One day, I stood in my kitchen and stared out the window, onto the view of a pasture across the way. I thought about what type of man I would become, the pathway I would follow, once I am old. I contemplated the style of dress I might wear – the direction I might comb my hair. I thought to myself, what type of old man persona should I adopt? The chess playing old man in the park or the one who dresses in suits a lot? Maybe the time locked old man all set ablaze with bright colors and personality? Or should I adopt the style of the eccentric oddity – ascott’ed up with bookish glasses, wearing a smile for everyone he passes, with a well worn, slightly shorn beard made of sugar? I could be a chocolate, praline, hot cup of cocoa, shuffling along with two marshmallows, for eyes squinting with wisdom and smiles for each precious sunrise.

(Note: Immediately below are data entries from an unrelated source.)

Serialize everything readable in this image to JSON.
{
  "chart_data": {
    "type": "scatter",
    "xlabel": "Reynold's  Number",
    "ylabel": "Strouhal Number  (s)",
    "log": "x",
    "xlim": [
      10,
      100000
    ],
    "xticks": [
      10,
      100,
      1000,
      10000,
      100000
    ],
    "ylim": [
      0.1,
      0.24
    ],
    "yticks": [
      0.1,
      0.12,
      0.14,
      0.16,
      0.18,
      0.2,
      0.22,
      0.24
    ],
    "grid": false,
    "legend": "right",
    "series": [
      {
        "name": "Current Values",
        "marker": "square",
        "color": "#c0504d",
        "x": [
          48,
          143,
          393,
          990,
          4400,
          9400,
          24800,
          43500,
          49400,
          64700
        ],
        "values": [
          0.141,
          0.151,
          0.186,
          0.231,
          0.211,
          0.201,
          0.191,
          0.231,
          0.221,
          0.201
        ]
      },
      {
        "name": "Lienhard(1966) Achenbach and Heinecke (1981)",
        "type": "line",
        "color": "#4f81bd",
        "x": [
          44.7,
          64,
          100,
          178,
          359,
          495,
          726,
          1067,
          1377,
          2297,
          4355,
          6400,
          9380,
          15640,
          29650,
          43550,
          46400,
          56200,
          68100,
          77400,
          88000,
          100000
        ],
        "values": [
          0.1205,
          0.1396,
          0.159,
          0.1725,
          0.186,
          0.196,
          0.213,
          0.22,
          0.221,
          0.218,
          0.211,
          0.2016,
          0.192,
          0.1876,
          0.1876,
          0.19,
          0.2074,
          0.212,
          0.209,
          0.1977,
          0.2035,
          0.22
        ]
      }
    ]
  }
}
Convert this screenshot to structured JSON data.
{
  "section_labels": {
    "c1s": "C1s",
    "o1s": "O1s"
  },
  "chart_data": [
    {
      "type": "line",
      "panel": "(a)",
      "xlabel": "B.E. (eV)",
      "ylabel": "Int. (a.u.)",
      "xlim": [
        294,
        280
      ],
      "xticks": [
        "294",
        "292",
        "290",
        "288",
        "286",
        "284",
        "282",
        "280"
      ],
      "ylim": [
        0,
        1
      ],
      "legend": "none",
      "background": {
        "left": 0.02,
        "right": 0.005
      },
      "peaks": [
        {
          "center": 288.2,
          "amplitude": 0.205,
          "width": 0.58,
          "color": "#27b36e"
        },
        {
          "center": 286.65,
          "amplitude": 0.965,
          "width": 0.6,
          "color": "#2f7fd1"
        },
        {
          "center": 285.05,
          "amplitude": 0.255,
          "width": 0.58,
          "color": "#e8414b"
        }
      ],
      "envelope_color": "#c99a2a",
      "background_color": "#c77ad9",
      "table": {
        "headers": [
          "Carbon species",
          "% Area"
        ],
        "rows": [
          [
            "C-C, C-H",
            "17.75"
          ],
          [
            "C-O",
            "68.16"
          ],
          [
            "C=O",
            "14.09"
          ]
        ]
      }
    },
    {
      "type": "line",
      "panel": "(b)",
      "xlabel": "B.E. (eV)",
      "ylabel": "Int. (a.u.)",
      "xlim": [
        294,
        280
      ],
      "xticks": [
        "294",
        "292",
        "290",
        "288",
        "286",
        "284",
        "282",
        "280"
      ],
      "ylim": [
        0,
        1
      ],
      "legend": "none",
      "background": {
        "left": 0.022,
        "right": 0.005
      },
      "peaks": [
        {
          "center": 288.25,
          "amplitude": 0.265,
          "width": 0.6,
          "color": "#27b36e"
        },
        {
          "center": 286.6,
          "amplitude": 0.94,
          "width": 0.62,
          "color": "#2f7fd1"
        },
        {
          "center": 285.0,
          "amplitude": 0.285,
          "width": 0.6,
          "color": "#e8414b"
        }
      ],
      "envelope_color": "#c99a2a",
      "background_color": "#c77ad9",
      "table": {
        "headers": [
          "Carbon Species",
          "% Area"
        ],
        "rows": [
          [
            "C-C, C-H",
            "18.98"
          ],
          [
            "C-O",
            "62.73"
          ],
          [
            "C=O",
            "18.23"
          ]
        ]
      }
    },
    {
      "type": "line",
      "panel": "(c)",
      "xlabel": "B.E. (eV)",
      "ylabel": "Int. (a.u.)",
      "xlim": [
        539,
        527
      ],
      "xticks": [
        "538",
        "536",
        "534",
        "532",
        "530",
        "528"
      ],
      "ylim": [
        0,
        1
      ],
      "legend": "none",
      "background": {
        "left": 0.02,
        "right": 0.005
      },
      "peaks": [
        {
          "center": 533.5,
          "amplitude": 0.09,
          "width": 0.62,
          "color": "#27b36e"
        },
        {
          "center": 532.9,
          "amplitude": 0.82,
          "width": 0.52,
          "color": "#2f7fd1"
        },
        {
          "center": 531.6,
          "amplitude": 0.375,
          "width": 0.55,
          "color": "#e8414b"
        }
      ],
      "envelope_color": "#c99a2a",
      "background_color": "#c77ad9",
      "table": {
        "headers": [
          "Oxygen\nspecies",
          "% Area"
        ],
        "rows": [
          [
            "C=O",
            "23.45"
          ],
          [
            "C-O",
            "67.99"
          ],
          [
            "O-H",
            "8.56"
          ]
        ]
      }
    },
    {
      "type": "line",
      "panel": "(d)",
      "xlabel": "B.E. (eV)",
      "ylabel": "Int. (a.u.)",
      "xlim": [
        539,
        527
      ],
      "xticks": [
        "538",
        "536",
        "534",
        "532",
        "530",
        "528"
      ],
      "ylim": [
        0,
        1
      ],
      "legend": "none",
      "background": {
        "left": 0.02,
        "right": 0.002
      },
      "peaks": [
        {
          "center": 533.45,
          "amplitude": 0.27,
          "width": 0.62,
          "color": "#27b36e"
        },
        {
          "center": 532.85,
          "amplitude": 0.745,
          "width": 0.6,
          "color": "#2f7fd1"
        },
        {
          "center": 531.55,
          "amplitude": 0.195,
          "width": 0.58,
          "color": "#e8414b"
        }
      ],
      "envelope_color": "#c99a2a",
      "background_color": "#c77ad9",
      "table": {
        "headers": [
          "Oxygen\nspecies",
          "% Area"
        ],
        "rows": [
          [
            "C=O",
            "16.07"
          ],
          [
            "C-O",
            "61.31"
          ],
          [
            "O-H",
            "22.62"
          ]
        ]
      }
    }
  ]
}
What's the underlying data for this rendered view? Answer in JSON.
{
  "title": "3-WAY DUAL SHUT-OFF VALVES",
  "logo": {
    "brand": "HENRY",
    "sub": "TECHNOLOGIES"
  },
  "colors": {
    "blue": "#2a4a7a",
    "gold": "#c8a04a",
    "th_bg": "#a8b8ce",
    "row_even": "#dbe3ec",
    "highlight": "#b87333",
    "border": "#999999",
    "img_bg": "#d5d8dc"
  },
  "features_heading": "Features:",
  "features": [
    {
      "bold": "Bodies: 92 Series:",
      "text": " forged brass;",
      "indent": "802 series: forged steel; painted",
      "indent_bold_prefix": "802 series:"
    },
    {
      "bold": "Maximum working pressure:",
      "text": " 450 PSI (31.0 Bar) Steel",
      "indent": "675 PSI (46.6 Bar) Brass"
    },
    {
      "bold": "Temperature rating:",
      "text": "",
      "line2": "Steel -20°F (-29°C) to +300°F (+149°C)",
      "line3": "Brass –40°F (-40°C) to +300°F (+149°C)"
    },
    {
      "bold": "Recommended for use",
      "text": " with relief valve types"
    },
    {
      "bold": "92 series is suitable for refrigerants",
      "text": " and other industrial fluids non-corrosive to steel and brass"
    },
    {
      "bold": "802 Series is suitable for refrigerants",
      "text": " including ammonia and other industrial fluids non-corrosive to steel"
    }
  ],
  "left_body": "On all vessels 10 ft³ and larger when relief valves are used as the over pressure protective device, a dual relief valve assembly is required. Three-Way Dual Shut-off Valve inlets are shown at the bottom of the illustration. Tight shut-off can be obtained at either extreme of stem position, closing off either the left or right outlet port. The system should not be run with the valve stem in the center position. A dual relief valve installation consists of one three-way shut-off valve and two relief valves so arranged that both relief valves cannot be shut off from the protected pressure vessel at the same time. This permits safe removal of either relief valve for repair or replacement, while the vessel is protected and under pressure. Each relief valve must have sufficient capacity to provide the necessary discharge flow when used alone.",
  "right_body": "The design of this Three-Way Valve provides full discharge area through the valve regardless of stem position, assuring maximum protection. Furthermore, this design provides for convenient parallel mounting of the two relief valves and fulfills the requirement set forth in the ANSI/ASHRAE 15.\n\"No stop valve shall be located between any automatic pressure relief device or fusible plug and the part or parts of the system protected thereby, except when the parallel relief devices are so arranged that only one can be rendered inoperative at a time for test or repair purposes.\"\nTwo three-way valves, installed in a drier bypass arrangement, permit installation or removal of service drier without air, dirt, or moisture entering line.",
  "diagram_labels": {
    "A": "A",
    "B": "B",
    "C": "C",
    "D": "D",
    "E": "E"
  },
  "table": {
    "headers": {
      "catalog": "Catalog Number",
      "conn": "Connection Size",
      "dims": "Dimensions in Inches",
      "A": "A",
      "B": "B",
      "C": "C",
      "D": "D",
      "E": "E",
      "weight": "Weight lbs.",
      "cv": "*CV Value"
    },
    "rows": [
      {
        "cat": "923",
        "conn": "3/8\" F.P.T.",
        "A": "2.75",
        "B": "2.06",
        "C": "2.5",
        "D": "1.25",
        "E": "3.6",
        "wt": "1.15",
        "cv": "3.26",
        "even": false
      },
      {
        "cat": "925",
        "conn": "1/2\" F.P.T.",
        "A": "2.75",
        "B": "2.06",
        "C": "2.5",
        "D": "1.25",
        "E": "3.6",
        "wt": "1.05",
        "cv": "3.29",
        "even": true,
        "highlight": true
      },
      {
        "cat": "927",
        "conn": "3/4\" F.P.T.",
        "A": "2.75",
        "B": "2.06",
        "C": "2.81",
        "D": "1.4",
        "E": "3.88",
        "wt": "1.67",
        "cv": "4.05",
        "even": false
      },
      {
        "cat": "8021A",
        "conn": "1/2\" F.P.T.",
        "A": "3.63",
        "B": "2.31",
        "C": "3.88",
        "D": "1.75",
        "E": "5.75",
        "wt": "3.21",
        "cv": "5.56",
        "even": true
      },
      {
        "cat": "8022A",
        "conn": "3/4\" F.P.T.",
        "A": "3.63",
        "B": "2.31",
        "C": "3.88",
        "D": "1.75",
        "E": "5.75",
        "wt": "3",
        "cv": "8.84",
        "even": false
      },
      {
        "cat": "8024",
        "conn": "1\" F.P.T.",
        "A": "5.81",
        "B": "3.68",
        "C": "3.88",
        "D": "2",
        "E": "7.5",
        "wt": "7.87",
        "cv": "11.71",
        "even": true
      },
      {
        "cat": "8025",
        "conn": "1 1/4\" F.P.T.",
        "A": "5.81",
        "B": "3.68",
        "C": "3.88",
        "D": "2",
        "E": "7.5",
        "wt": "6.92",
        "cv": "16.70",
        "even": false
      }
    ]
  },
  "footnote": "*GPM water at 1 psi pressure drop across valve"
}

Nah, what I’ll become is rich brown soil to soothe the spirits, nourish the soul, and rejoin the world. I’ll become a book of wisdom. An old and tattered, writ of experiences and jewels that were birthed to me. Gems formed under the pressure of life from deep within the earth and pushed to the surface, you see.
Yes! I’ll become rich, deep down and brown soil. Rich with the minerals of patience, clarity, compassion, and forgiveness. This is the magic I’ve decided to give and leave the world – the deep, down, brown of my skin. The joys, sadness, and understanding from within. This is the flower I will blossom into when I become old. I said to myself as I pushed these words out silently onto the air. Let my truth be told.
But one day I will come to an end as will one helluva ride. And then my rich deep, down, brown will grow new vines. I made all of these choices one day, as I stood in my kitchen and stared across at the pasture with cattle across the way.